At that point, the RNLI released a statement thanking the public for their generosity but pointing out that the charity was not in need of seacraft as these generally had a useful life of between 12 and 25 years and that a hovercraft was not suited for the type of work conditions in the English Channel. They also noted that when looking to fund a lifeboat, they are bound by charity law to utilise restricted funds which may have been specifically gifted to the charity for use in funding the purchase of further seacraft. They, therefore, advised that they would be using the funds raised from this campaign towards their annual general running costs.
2. Reclaim These Streets
Back in March 2021, after the death of Sarah Everard who had disappeared whilst walking home in South London, a group of women wishing to show solidarity with those women who feel unsafe walking in the streets of London set up a group named “reclaim these streets”. As part of their activities, they decided to hold a series of vigils in her memory. Because this was in the midst of the COVID-19 pandemic, the police refused permission for the vigils to take place and threatened to fine the organisers £10,000. The group launched an online crowdfunding campaign with a target of raising £30,000. Within a few days, the page had raised donations exceeding £500,000.
The success of the campaign left the organisers with a legal dilemma as to how the funds should be spent, particularly as ‘reclaim these streets’ was not a registered charity. The committee decided to pass on the money to a charity called Rosa which is a grant-making trust dedicated to women’s charities and which makes grants to many grassroots organisations. This decision was important because in the days following the fundraising campaign many different organisations, having taken note of the popularity of the cause, tried to further their own agendas, some of which were not in line with the goals of the organisation, and claimed to be part of the ‘reclaim these streets’ network.
3. Rohingya Refugees
In 2018 the Charity Commission opened a statutory enquiry into a pair who raised money for Rohingya refugees. Two online fundraising platforms were set up and over £200,000 was donated by members of the public. The organisers of the fundraising campaign deposited the monies into their personal bank accounts and at the time of the investigation £68,748 could not be properly accounted for and, according to the commission, was likely to have been used for non-charitable private expenditure. The Charity Commission was able to transfer the remaining funds to registered charities supporting Rohingya refugees.

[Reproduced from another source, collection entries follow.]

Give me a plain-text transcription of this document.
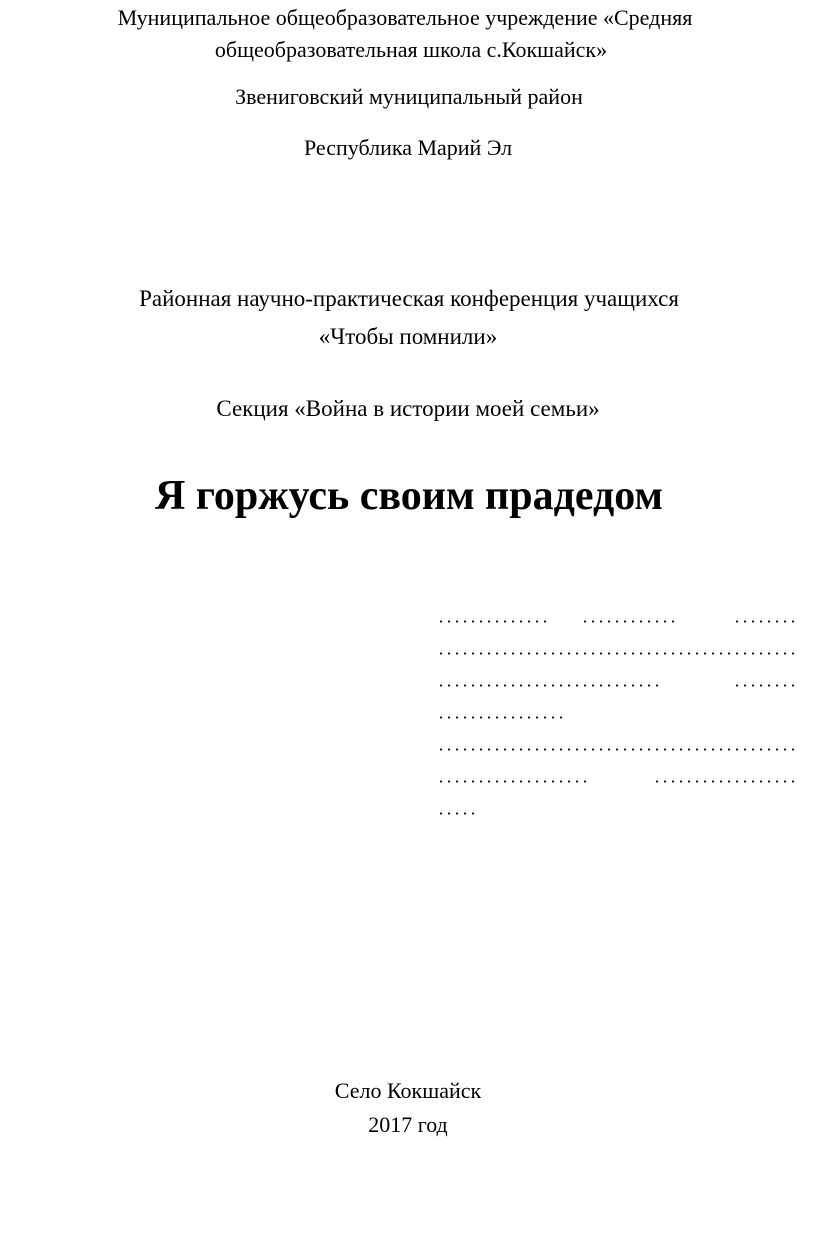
Муниципальное общеобразовательное учреждение «Средняя
общеобразовательная школа с.Кокшайск»
Звениговский муниципальный район
Республика Марий Эл
Районная научно-практическая конференция учащихся
«Чтобы помнили»
Секция «Война в истории моей семьи»
Я горжусь своим прадедом
Село Кокшайск
2017 год
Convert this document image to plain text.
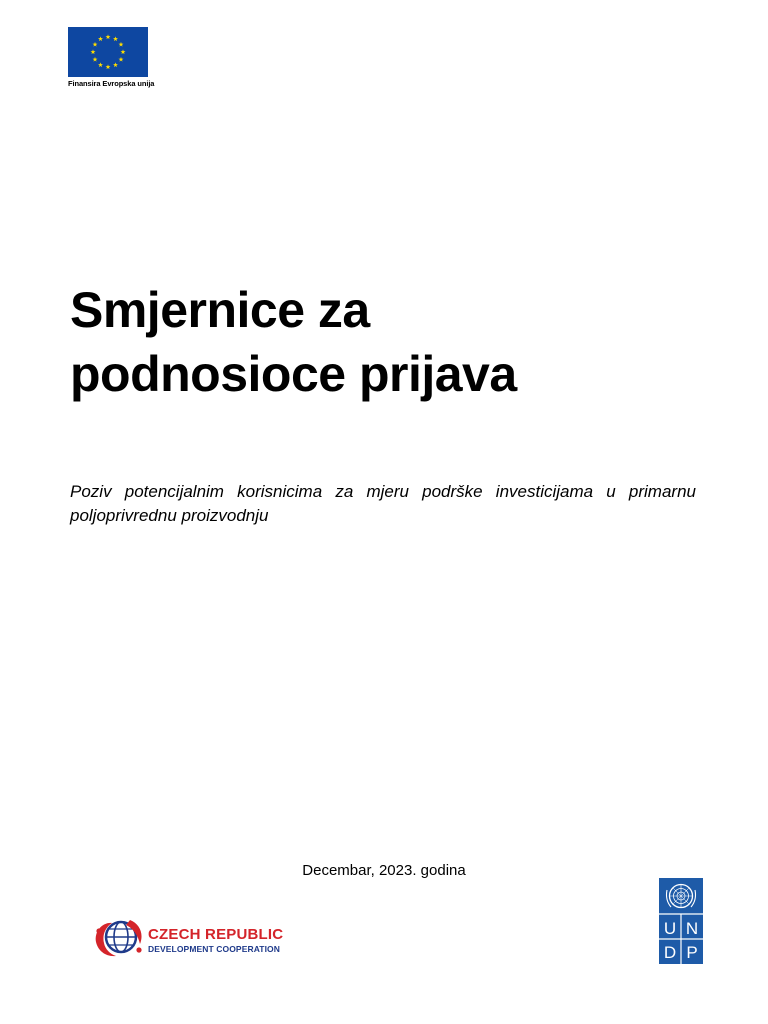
Finansira Evropska unija
Smjernice za
podnosioce prijava

Poziv potencijalnim korisnicima za mjeru podrške investicijama u primarnu poljoprivrednu proizvodnju

Decembar, 2023. godina
CZECH REPUBLIC
DEVELOPMENT COOPERATION
U N
D P
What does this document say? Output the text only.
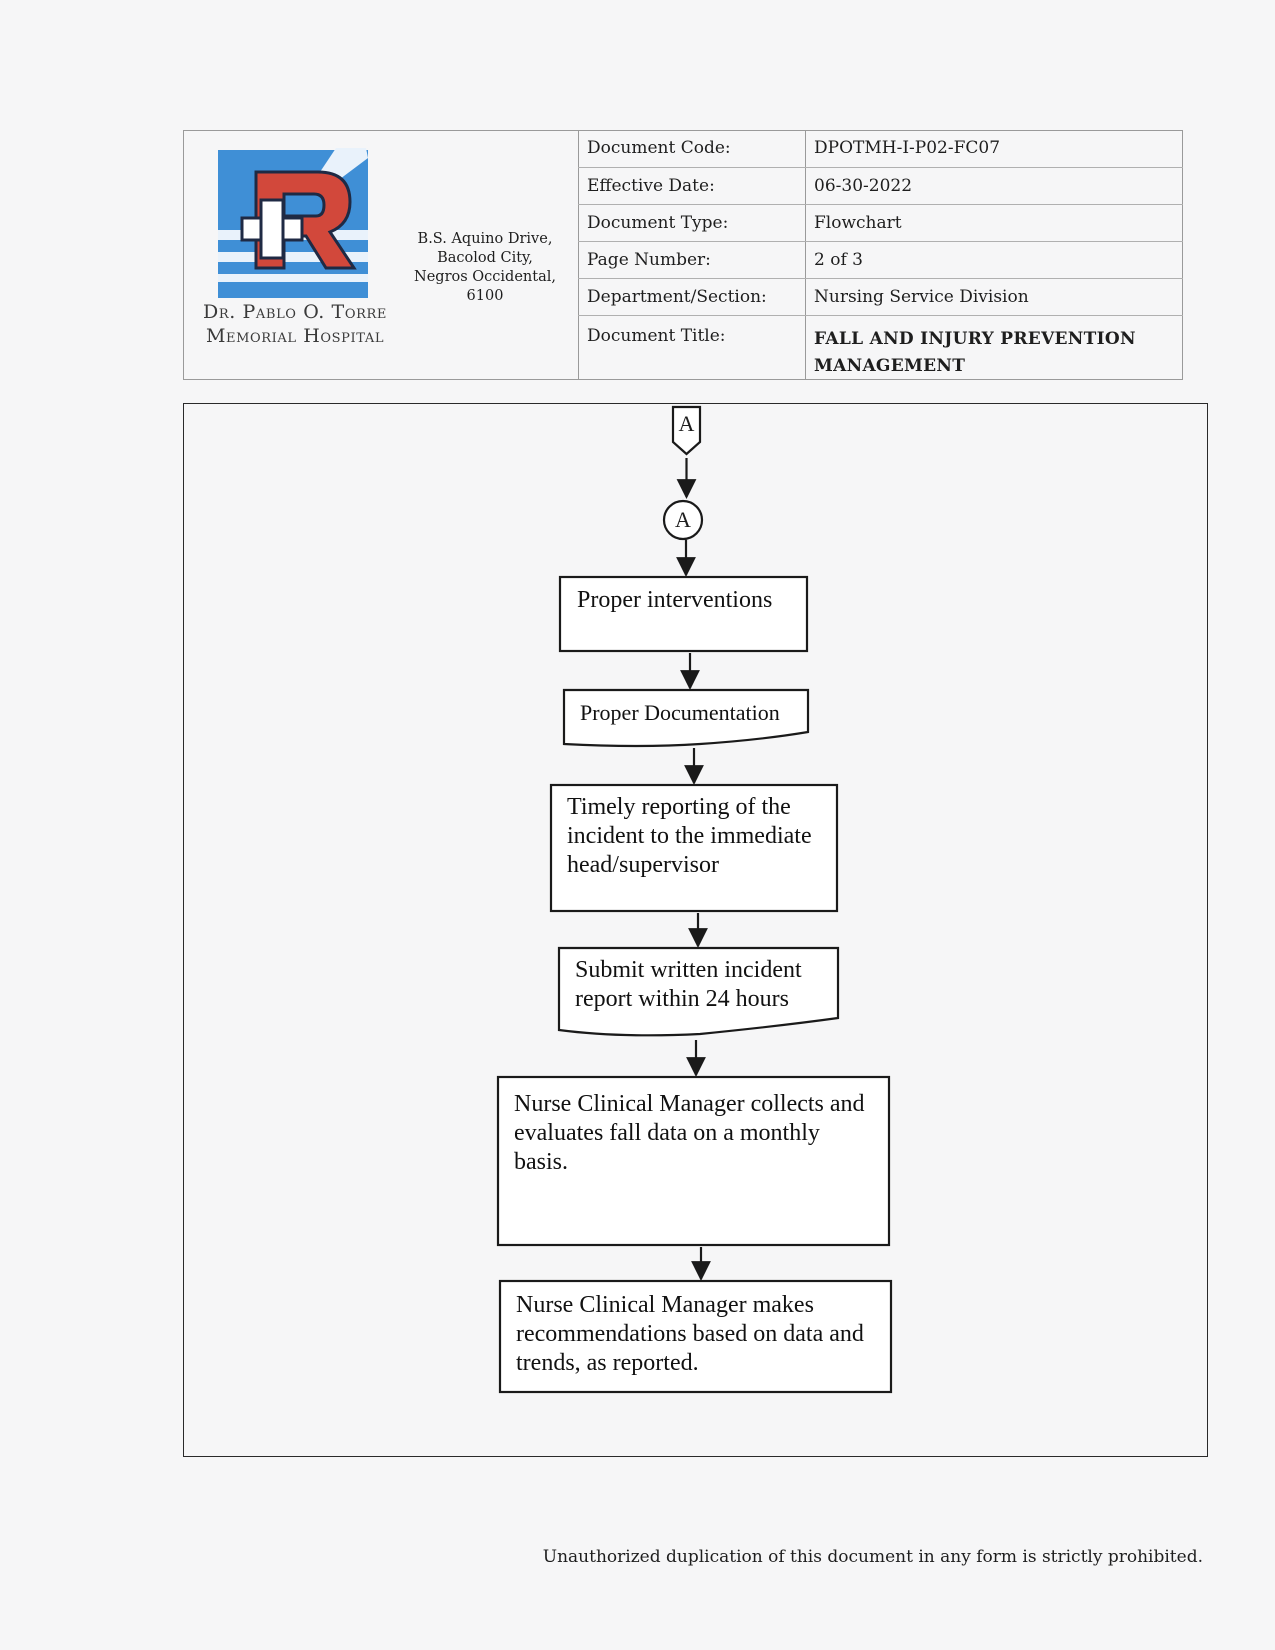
Dr. Pablo O. Torre
Memorial Hospital
B.S. Aquino Drive,
Bacolod City,
Negros Occidental,
6100
Document Code:	DPOTMH-I-P02-FC07
Effective Date:	06-30-2022
Document Type:	Flowchart
Page Number:	2 of 3
Department/Section:	Nursing Service Division
Document Title:	FALL AND INJURY PREVENTION MANAGEMENT
A
A
Proper interventions
Proper Documentation
Timely reporting of the incident to the immediate head/supervisor
Submit written incident report within 24 hours
Nurse Clinical Manager collects and evaluates fall data on a monthly basis.
Nurse Clinical Manager makes recommendations based on data and trends, as reported.
Unauthorized duplication of this document in any form is strictly prohibited.
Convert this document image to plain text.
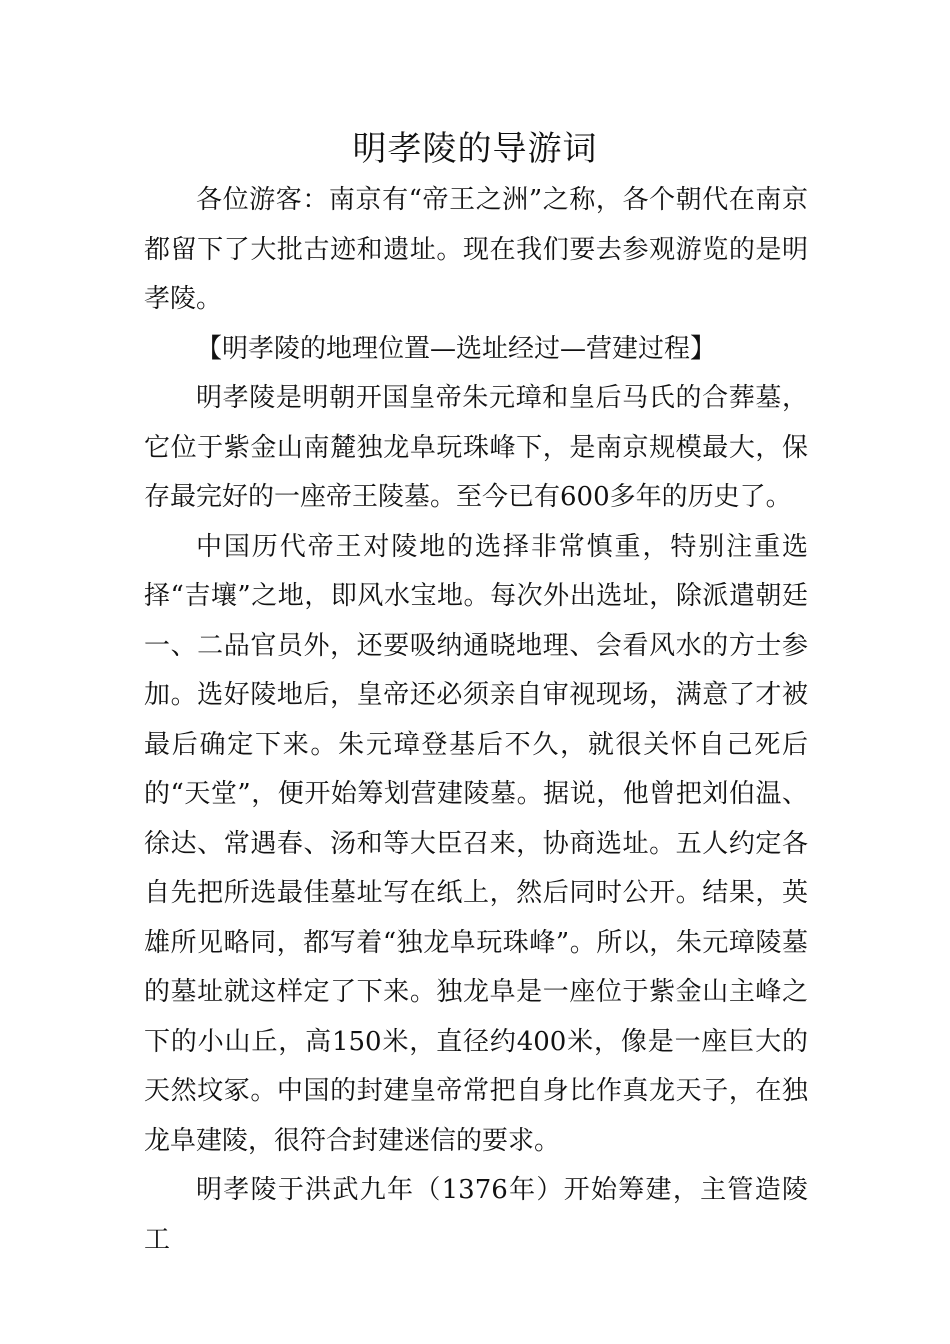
明孝陵的导游词

各位游客：南京有“帝王之洲”之称，各个朝代在南京都留下了大批古迹和遗址。现在我们要去参观游览的是明孝陵。

【明孝陵的地理位置—选址经过—营建过程】

明孝陵是明朝开国皇帝朱元璋和皇后马氏的合葬墓，它位于紫金山南麓独龙阜玩珠峰下，是南京规模最大，保存最完好的一座帝王陵墓。至今已有600多年的历史了。

中国历代帝王对陵地的选择非常慎重，特别注重选择“吉壤”之地，即风水宝地。每次外出选址，除派遣朝廷一、二品官员外，还要吸纳通晓地理、会看风水的方士参加。选好陵地后，皇帝还必须亲自审视现场，满意了才被最后确定下来。朱元璋登基后不久，就很关怀自己死后的“天堂”，便开始筹划营建陵墓。据说，他曾把刘伯温、徐达、常遇春、汤和等大臣召来，协商选址。五人约定各自先把所选最佳墓址写在纸上，然后同时公开。结果，英雄所见略同，都写着“独龙阜玩珠峰”。所以，朱元璋陵墓的墓址就这样定了下来。独龙阜是一座位于紫金山主峰之下的小山丘，高150米，直径约400米，像是一座巨大的天然坟冢。中国的封建皇帝常把自身比作真龙天子，在独龙阜建陵，很符合封建迷信的要求。

明孝陵于洪武九年（1376年）开始筹建，主管造陵工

Recommendations for trustees
I would recommend that prior to any fundraising initiative, trustees read the guide produced by the Chartered Institute of Fundraising on ‘accepting, refusing and returning donations’. The document sets out the matters trustees should consider before they accept donations and asks them to approach any fundraising activities by considering how the charity could be impacted in different scenarios such as if volunteers are seen to be too aggressive or if an ‘influencer’ who has controversial views makes a donation to the cause and then publicises his or her support of the charity. The potential good a charity could achieve with funds generated by a fundraising campaign could be outweighed by the negative publicity caused by a message which is misunderstood or which alienates a segment of donors. Reputational damage can be irreversible and therefore it is essential that all communications, images and messages fit with the values and ethics of the charity.
Relevant to the cases I highlighted above, are the policies charity trustees should adopt in the event that insufficient funds were raised, and as a result, the charity does not have the resources to undertake the planned project. The CIoF recommends that a clause is drafted to the effect that in such a situation the money raised will go towards general charitable activities. A similar clause would also allow a charity that raised too much money to use the surplus for other activities. Where this has not been made clear prior to the campaign or, such as in the case of the RNLI, where the campaign is run by members of the public, outside of the charity, it is crucial that the charity engages with those parties and with the public to avoid misunderstandings and to clarify hoe funds will be utilised.